Hadoop Workflow Scheduler
A workflow scheduler system for managing Apache Hadoop jobs. Oozie supports MapReduce, Pig, Hive, and Sqoop jobs through a coordinator and workflow engine, enabling complex multi-stage data processing pipelines on Hadoop clusters.
Unified Metadata Management
An open-source, unified metadata management platform for data lakes, data warehouses, and external catalogs. Gravitino provides a single point of access for managing metadata across diverse data sources, simplifying governance and discovery.
Open Source Message Broker
A robust, open-source message broker that supports multiple messaging protocols including AMQP, MQTT, and STOMP. RabbitMQ provides reliable message delivery with flexible routing, clustering, and federation for distributed data ingestion pipelines.
Distributed Pub-Sub Messaging
An open-source distributed pub-sub messaging system originally created by Yahoo. Pulsar provides multi-tenancy, geo-replication, and unified messaging and streaming with a serverless compute framework for lightweight processing.
Hadoop-RDBMS Data Transfer
A tool designed for efficiently transferring bulk data between Apache Hadoop and structured datastores such as relational databases. Sqoop uses MapReduce for parallel data transfer with support for incremental imports and direct connector APIs.
Universal Data Ingestion Framework
A universal data ingestion framework for Hadoop from LinkedIn. Gobblin handles the complete data ingestion lifecycle including extraction, transformation, quality checks, and publishing for both batch and streaming data sources.

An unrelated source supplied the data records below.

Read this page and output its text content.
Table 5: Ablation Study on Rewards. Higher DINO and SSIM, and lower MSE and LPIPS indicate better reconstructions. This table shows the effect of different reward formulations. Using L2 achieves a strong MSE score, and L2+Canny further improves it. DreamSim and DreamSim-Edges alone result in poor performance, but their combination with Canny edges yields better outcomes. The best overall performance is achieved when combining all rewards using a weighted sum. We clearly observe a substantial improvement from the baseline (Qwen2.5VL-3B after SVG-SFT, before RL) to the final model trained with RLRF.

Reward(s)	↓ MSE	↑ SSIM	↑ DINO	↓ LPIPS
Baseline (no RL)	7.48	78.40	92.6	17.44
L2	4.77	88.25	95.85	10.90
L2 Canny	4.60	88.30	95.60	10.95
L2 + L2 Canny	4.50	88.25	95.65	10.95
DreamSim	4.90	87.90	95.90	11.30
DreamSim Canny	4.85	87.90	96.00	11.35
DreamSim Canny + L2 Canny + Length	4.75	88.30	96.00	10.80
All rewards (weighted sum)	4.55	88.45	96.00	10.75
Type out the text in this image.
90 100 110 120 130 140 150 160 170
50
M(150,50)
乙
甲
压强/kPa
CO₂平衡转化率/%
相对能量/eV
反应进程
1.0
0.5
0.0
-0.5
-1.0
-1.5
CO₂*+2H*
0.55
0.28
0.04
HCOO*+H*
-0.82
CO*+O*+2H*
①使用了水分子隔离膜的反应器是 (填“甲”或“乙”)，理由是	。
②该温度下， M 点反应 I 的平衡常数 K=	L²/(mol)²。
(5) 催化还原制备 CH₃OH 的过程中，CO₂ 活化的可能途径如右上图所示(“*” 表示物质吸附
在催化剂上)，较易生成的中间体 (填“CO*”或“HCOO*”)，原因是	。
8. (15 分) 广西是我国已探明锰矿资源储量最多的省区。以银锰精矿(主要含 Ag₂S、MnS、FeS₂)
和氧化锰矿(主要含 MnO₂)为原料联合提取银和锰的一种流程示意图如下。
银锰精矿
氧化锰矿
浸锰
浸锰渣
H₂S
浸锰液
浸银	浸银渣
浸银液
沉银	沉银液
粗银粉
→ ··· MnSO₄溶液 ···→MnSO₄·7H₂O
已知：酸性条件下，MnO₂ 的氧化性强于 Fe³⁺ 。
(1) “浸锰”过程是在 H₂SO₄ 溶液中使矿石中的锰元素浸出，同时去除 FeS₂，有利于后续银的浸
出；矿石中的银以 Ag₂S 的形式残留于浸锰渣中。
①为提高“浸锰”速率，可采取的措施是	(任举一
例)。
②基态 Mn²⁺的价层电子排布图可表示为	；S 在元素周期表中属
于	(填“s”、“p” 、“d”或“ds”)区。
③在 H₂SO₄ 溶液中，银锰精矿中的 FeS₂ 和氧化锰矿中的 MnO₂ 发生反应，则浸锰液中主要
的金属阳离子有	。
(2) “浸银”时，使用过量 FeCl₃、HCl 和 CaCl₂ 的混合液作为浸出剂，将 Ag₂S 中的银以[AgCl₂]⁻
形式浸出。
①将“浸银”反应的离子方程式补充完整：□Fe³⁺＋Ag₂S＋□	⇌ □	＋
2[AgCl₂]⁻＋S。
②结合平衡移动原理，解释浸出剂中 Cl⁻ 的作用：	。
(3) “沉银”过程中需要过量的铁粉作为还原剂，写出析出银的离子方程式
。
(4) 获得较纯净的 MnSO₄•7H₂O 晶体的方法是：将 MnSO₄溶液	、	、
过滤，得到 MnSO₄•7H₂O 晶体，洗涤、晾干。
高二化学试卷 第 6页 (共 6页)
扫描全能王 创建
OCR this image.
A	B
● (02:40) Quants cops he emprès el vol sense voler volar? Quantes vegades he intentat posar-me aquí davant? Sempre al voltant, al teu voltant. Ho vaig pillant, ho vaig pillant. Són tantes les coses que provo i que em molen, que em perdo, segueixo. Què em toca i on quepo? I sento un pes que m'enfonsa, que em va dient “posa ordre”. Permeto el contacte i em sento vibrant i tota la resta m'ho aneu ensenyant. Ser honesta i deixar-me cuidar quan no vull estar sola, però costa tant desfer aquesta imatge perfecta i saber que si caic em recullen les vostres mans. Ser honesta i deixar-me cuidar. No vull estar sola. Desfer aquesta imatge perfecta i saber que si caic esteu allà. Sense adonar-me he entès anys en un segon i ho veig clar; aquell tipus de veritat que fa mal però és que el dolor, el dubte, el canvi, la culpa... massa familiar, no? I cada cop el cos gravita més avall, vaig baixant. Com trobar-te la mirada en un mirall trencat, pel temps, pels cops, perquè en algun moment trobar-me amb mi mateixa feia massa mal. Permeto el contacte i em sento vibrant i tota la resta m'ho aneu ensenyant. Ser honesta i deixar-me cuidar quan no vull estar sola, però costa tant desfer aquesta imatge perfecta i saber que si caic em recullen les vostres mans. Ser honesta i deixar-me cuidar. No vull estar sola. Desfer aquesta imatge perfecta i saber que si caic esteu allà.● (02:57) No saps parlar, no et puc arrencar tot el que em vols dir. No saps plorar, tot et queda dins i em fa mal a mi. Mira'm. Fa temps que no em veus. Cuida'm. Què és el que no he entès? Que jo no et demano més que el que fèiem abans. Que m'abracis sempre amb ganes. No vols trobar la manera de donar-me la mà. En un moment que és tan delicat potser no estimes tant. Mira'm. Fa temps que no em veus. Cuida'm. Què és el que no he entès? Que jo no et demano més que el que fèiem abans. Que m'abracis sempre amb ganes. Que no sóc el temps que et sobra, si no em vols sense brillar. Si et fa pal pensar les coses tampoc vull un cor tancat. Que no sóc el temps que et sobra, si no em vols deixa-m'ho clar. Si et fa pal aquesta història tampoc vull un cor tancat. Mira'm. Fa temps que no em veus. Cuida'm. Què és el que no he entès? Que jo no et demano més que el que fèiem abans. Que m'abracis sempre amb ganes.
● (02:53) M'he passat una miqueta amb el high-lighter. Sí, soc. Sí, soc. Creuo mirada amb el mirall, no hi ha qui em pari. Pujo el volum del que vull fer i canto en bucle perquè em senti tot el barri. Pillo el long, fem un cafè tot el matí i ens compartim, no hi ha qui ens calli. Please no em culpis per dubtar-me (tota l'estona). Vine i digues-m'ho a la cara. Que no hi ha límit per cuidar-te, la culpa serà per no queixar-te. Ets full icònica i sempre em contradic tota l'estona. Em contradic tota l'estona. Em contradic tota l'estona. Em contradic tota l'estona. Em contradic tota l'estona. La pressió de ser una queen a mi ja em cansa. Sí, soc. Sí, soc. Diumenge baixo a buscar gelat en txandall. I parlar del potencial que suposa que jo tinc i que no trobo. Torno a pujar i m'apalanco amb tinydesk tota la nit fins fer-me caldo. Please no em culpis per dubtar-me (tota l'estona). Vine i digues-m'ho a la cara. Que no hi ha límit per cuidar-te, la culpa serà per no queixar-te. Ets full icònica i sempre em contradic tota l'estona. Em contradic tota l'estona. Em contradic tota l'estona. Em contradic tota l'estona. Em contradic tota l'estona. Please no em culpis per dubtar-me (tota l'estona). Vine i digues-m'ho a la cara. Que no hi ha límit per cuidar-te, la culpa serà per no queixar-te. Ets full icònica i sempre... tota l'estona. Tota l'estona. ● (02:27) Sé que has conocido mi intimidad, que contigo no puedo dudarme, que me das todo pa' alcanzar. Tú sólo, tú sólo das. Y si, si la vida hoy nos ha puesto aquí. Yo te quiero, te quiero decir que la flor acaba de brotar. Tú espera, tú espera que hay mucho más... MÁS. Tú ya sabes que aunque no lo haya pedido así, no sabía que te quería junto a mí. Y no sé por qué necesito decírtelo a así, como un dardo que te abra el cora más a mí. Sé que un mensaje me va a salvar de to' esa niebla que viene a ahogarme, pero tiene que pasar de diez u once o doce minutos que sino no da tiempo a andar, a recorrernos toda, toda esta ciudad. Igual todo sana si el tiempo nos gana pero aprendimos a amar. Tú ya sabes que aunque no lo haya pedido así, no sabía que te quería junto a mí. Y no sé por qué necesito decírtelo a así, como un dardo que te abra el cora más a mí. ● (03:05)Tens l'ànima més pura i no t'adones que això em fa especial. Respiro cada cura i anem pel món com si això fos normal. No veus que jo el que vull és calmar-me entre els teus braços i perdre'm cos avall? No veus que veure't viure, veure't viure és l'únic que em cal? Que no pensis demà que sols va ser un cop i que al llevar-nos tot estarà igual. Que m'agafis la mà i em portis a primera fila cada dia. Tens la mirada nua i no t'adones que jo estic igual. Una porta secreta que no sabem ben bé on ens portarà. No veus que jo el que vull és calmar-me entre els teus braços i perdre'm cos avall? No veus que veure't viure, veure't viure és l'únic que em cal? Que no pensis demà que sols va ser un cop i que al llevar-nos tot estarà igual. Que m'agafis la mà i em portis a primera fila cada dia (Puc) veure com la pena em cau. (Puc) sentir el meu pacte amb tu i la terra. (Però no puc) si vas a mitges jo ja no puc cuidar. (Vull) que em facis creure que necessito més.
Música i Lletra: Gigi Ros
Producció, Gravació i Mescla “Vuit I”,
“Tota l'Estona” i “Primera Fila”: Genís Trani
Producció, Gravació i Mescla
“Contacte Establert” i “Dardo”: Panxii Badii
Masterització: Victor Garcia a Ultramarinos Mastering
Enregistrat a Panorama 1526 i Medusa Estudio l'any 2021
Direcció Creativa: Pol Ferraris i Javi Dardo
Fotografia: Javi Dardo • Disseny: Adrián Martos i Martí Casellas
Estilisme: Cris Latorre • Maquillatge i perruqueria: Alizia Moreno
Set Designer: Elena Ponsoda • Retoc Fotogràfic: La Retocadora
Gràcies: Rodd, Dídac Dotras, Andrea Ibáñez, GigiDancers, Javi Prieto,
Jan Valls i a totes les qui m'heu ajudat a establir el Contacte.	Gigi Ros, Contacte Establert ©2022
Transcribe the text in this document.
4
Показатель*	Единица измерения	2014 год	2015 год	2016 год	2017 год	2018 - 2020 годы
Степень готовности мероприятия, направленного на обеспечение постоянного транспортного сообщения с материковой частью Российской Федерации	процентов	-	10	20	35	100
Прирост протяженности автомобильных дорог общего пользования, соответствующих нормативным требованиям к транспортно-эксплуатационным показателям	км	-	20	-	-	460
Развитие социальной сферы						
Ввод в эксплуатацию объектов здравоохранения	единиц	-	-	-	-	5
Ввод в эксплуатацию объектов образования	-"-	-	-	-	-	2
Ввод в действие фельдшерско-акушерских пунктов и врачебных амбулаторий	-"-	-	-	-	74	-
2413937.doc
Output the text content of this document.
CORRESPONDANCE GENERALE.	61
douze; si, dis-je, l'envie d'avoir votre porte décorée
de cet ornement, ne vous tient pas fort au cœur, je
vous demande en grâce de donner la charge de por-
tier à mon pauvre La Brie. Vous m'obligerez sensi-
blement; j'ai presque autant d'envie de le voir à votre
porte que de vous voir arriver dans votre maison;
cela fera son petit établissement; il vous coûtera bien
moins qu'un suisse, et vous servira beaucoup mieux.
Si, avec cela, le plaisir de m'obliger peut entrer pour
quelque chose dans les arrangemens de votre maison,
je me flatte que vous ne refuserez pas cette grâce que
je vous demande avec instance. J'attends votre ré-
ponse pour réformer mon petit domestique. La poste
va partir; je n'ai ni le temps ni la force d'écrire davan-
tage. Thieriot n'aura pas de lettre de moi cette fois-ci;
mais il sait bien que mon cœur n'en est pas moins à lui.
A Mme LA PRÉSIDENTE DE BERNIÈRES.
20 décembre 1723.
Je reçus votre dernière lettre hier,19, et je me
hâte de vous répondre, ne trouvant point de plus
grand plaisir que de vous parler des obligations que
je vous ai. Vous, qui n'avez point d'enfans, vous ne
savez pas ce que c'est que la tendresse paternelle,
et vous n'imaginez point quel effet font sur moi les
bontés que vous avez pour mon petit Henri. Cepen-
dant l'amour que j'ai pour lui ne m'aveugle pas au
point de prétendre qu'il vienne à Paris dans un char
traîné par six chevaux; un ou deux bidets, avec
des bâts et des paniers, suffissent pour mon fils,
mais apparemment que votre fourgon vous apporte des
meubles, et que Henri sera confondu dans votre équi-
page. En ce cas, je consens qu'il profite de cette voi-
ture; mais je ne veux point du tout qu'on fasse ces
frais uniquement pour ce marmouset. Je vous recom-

Cross-Language Services Framework
A software framework for scalable cross-language services development. Thrift combines a serialization format with an RPC framework, enabling efficient communication between services written in different programming languages.
Transactional Data Lake Catalog
A transactional catalog for data lakes with git-like semantics. Nessie works with Apache Iceberg tables to provide multi-table transactions, branching, tagging, and time-travel queries across your data lake.